Kenny Rogers once offered some sage advice that’s as applicable to Government contractors as it is to gamblers and human beings in general:
You gotta know when to hold ’em, Know when to fold ’em, Know when to walk away, Know when to run.
A recent decision from the Armed Services Board of Contract Appeals (“Board”) describes a case where a contractor should have folded and walked away rather than exercise its appeal rights.
In Lebolo-Watts Constructors 01 JV, LLC, ASBCA Nos. 59738, 59909, a contractor was dissatisfied with a Contracting Officer’s Final Decision granting it a price increase of $495,886, rather than the $1,502,653 the contractor claimed it was due as the result of certain constructive changes the Government made to its contract. The contractor apparently decided that the cost of litigating an appeal before the Board was worth the opportunity of winning the additional million dollars to which it believed it was entitled. The Government agreed the contractor was entitled to some compensation for constructive changes, but disputed the quantum of the contractor’s claim.

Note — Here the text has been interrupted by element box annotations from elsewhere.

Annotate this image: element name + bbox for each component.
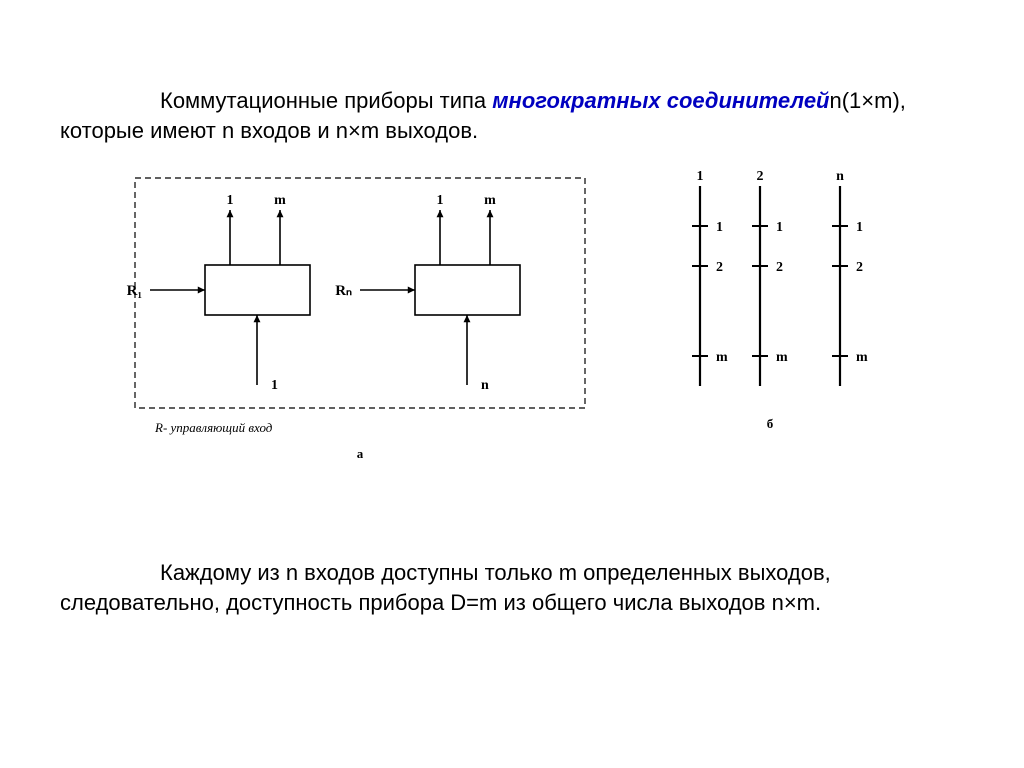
svg-text:б: б xyxy=(767,416,774,431)
svg-text:1: 1 xyxy=(716,220,723,235)
svg-text:1: 1 xyxy=(856,220,863,235)
svg-text:1: 1 xyxy=(697,169,704,184)
body-paragraph: Каждому из n входов доступны только m оп… xyxy=(60,558,970,617)
svg-text:а: а xyxy=(357,446,364,461)
svg-text:1: 1 xyxy=(227,193,234,208)
svg-text:m: m xyxy=(856,350,868,365)
svg-text:2: 2 xyxy=(776,260,783,275)
svg-text:1: 1 xyxy=(271,378,278,393)
svg-text:2: 2 xyxy=(716,260,723,275)
svg-text:m: m xyxy=(274,193,286,208)
svg-text:1: 1 xyxy=(776,220,783,235)
svg-text:R- управляющий вход: R- управляющий вход xyxy=(154,420,273,435)
svg-text:n: n xyxy=(836,169,844,184)
svg-text:m: m xyxy=(484,193,496,208)
body-text: Каждому из n входов доступны только m оп… xyxy=(60,560,831,615)
svg-text:2: 2 xyxy=(856,260,863,275)
svg-text:m: m xyxy=(776,350,788,365)
svg-text:2: 2 xyxy=(757,169,764,184)
svg-text:n: n xyxy=(481,378,489,393)
diagram: R₁ 1 m 1 Rₙ 1 m n R- управляющий вход а 1 1 2 m 2 1 2 m n 1… xyxy=(0,0,1024,768)
svg-text:1: 1 xyxy=(437,193,444,208)
svg-text:Rₙ: Rₙ xyxy=(335,283,352,299)
svg-text:R₁: R₁ xyxy=(127,283,142,299)
svg-text:m: m xyxy=(716,350,728,365)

After approximately four years of litigation, the Board not only denied the contractor’s appeal, but it also held that the Final Decision’s price increase of $495,886 (which the Government had already paid) was itself excessive. The contractor thus came away from the appeal saddled with legal bills and related costs, and it also had to pay the Government back $123,131 that the Board determined the contractor should never have received in the first place.
Lebolo-Watts is a good reminder that the Boards of Contract Appeals and the Court of Federal Claims adjudicate Contract Disputes Act appeals under a de novo standard of review. Boards and courts show a contracting officer’s finding of facts no deference, and the Board or Court is free to reduce any award amount to which the contracting officer has already agreed if the agency’s litigation position is less generous than the Contracting Officer’s Final Decision was. This outcome is fairly unusual, but it occasionally happens. See, e.g., BES Design/Build, LLC v. Dep’t of Veterans Affairs, CBCA No. 5640, 17-1 BCA ¶ 36,840 (denying motion for payment of $21,998 to which a final decision found the appellant was entitled because “the fact that the contracting officer made specific findings, including quantifying costs owed to BES, does not bind the agency once appellant has appealed the final decision”).
Because of this, a Contracting Officer’s Final Decision on a contractor claim is sometimes likened to a settlement offer, which a contractor can either accept or reject. That “offer” is off the table once the contractor rejects it by filing an appeal. On appeal, if agency counsel disputes the appellant’s contractual right to what the Contracting Officer offered, the contractor then must prove to a judge’s satisfaction all of the elements of its claim by a preponderance of the evidence. If the contractor cannot do that, it may end up with less than the Contracting Officer offered – or even with nothing at all.
Takeaway: Before deciding to appeal a less-than-ideal final decision, a contractor should consider the possible and likely outcomes and make an informed decision of whether to file an appeal or fold.